The tax break for electric cars in the Netherlands is set to be slowly reduced from 2025 until it is completely scrapped by 2030. According to the Dutch mobility organisation, the Royal RAI Association, these plans are part of the reason the sale of electric vehicles in the country is stagnating.
Electric car tax break in the Netherlands to be cut from 2025
Currently, drivers of zero-emission vehicles, such as electric cars or those that are hydrogen powered, do not have to pay motor vehicle tax. This is expected to change from January 1, 2025 when electric car owners will receive a 75 percent discount on motor vehicle tax. From 2026 to 2029, this discount will be reduced even further to 25 percent and from 2030 the discount will be completely removed.
Initially, the tax break would have been phased out more gradually but the Dutch Minister of Finance Eelco Heinen discovered a miscalculation in the previous government’s budget.
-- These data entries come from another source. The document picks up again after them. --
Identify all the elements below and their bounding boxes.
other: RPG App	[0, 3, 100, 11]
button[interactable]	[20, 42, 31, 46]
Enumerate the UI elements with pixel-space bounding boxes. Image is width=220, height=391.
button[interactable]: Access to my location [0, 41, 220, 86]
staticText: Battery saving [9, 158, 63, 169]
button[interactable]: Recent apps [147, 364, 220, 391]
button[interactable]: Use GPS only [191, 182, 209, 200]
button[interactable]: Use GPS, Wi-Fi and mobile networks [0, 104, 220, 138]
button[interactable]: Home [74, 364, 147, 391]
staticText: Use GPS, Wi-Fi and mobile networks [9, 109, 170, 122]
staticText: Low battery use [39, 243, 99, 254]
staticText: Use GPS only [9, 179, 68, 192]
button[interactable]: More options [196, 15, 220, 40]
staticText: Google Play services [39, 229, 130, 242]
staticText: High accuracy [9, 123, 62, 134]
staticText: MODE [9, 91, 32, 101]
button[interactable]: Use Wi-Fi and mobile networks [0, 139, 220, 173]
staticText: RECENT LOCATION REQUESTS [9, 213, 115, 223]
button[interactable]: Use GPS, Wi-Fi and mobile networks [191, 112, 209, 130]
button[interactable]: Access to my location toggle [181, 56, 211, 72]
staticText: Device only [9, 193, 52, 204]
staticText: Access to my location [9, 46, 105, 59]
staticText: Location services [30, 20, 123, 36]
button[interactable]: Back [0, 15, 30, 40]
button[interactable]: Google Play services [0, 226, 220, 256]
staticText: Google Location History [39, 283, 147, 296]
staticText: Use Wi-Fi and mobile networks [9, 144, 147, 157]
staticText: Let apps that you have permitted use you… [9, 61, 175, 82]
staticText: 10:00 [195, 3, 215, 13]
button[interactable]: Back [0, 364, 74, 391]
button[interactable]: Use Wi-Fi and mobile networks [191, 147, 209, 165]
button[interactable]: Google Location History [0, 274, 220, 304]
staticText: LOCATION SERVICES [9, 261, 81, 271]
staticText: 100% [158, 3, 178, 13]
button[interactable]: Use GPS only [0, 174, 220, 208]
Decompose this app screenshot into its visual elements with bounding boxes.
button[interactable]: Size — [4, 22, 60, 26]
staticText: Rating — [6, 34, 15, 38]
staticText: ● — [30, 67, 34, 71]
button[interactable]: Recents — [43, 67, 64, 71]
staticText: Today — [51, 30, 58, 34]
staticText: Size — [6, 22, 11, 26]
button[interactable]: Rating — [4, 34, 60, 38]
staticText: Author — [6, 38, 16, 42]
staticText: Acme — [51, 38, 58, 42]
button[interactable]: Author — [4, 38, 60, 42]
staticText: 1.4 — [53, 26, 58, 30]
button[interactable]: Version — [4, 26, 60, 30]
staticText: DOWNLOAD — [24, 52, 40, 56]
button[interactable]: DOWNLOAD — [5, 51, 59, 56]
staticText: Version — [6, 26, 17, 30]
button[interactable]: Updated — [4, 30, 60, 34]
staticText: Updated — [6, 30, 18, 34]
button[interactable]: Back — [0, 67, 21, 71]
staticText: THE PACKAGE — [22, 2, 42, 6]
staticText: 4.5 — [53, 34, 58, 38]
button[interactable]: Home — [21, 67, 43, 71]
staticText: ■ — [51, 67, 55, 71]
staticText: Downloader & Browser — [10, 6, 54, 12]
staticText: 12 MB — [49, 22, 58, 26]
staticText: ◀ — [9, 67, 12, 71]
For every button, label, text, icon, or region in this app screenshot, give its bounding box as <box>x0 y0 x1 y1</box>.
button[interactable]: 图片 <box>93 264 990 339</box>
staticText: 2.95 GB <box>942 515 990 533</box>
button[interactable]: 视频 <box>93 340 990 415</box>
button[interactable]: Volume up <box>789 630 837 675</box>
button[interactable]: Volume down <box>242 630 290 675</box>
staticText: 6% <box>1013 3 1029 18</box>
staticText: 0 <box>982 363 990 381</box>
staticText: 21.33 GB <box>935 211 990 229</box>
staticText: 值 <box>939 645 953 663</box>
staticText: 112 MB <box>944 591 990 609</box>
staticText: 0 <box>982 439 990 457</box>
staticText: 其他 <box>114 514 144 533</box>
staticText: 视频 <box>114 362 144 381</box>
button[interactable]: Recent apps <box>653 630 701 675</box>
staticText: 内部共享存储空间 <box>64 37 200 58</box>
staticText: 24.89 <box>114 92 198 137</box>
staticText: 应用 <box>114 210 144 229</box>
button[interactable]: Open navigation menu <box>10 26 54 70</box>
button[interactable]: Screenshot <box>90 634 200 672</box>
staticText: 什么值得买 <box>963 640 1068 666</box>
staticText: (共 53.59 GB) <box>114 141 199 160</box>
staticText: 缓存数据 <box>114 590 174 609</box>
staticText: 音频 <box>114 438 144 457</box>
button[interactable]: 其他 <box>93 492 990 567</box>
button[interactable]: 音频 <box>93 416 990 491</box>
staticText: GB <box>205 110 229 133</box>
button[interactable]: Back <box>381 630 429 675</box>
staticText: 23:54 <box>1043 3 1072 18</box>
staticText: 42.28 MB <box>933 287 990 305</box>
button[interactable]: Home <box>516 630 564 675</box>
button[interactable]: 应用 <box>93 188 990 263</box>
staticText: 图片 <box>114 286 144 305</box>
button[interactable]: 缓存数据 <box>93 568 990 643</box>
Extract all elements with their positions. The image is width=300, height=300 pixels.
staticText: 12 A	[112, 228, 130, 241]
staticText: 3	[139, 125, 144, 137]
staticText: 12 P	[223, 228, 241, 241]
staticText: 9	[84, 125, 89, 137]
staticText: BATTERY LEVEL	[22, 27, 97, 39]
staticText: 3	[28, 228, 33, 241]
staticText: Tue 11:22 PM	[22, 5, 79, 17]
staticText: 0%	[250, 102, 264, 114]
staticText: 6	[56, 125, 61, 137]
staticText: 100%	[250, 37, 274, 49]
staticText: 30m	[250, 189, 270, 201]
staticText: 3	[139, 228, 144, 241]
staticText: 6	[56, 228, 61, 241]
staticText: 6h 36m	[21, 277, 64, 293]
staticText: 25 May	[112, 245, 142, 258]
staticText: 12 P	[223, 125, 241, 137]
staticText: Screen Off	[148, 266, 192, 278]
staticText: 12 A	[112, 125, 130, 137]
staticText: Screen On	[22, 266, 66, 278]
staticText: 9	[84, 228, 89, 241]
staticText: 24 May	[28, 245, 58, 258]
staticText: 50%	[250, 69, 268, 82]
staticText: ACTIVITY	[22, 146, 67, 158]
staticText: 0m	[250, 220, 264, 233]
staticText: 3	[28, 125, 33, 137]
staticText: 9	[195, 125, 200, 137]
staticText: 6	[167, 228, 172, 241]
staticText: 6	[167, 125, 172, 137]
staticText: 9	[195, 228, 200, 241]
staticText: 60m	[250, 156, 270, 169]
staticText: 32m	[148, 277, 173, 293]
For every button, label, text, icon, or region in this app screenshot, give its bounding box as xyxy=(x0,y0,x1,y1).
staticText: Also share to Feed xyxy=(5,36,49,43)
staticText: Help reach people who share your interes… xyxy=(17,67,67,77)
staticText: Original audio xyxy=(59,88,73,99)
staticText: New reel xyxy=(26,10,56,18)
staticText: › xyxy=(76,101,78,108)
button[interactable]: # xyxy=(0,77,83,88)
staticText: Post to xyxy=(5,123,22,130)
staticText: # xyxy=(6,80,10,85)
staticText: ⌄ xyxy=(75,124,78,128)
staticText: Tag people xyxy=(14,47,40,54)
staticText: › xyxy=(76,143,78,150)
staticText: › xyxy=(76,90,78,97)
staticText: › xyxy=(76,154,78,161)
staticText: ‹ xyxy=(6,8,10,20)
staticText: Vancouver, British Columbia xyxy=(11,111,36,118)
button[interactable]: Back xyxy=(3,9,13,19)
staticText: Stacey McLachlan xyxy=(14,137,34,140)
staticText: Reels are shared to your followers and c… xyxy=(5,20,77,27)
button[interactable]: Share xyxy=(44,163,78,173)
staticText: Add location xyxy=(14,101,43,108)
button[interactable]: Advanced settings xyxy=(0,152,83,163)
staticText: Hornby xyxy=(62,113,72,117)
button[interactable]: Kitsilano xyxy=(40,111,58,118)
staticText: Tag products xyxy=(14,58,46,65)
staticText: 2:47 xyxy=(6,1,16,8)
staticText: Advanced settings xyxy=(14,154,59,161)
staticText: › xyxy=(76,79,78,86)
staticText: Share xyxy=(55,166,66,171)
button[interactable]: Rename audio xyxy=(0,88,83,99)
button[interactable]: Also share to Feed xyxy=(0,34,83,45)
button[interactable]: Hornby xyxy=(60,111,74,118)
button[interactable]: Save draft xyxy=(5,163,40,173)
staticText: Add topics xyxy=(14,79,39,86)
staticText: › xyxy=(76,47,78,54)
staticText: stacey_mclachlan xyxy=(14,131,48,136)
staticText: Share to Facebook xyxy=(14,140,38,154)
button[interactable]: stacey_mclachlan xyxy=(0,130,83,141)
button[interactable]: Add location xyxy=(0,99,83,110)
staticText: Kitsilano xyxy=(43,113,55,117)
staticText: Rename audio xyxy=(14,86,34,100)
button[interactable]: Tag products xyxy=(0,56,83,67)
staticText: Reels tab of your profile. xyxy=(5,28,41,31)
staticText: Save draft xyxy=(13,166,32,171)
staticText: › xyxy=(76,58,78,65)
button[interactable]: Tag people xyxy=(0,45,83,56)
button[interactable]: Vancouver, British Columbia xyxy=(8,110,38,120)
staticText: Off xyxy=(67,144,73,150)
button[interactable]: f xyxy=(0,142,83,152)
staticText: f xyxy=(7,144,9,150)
According to Heinen, the last government didn’t take into account that batteries make electric vehicles heavier than petrol cars which means they should be taxed more as the motor vehicle tax depends on the weight of vehicles among other factors.
How the tax break for electric cars was set up before would essentially give drivers a “double discount” and cost the government extra money in lost tax income.
Dutch sales of electric cars tapering off
Mobility organisations, BOVAG and RAI Association have revealed that 14 percent of vehicles in the Netherlands are now partly or fully electric – four times higher than five years ago. However, this number has started to stagnate. Therefore the RAI Association urges the government to continue promoting electric cars.
“We are seeing consumer interest in electric cars decline,” said RAI Association chairman Frits van Bruggen. “This is partly due to unexpected cutbacks in incentive measures, such as the correction of the weight of electric cars for motor vehicle tax. But also because there is a lack of long-term perspective. The sector and motorists need clear and consistent government policy for the longer term.”
The organisation also believes that the government should provide more clarity and consistency when it comes to subjects like zero-emission zones. “Municipalities and industry associations have actively started working on this,” Van Bruggen said referring to cities such as Amsterdam and Utrecht that have plans to broaden emission-free areas from 2025. “Now, two months before the introduction, the government is sowing doubt by proposing a postponement. That kind of uncertainty is not good for the transition to zero-emission transport.”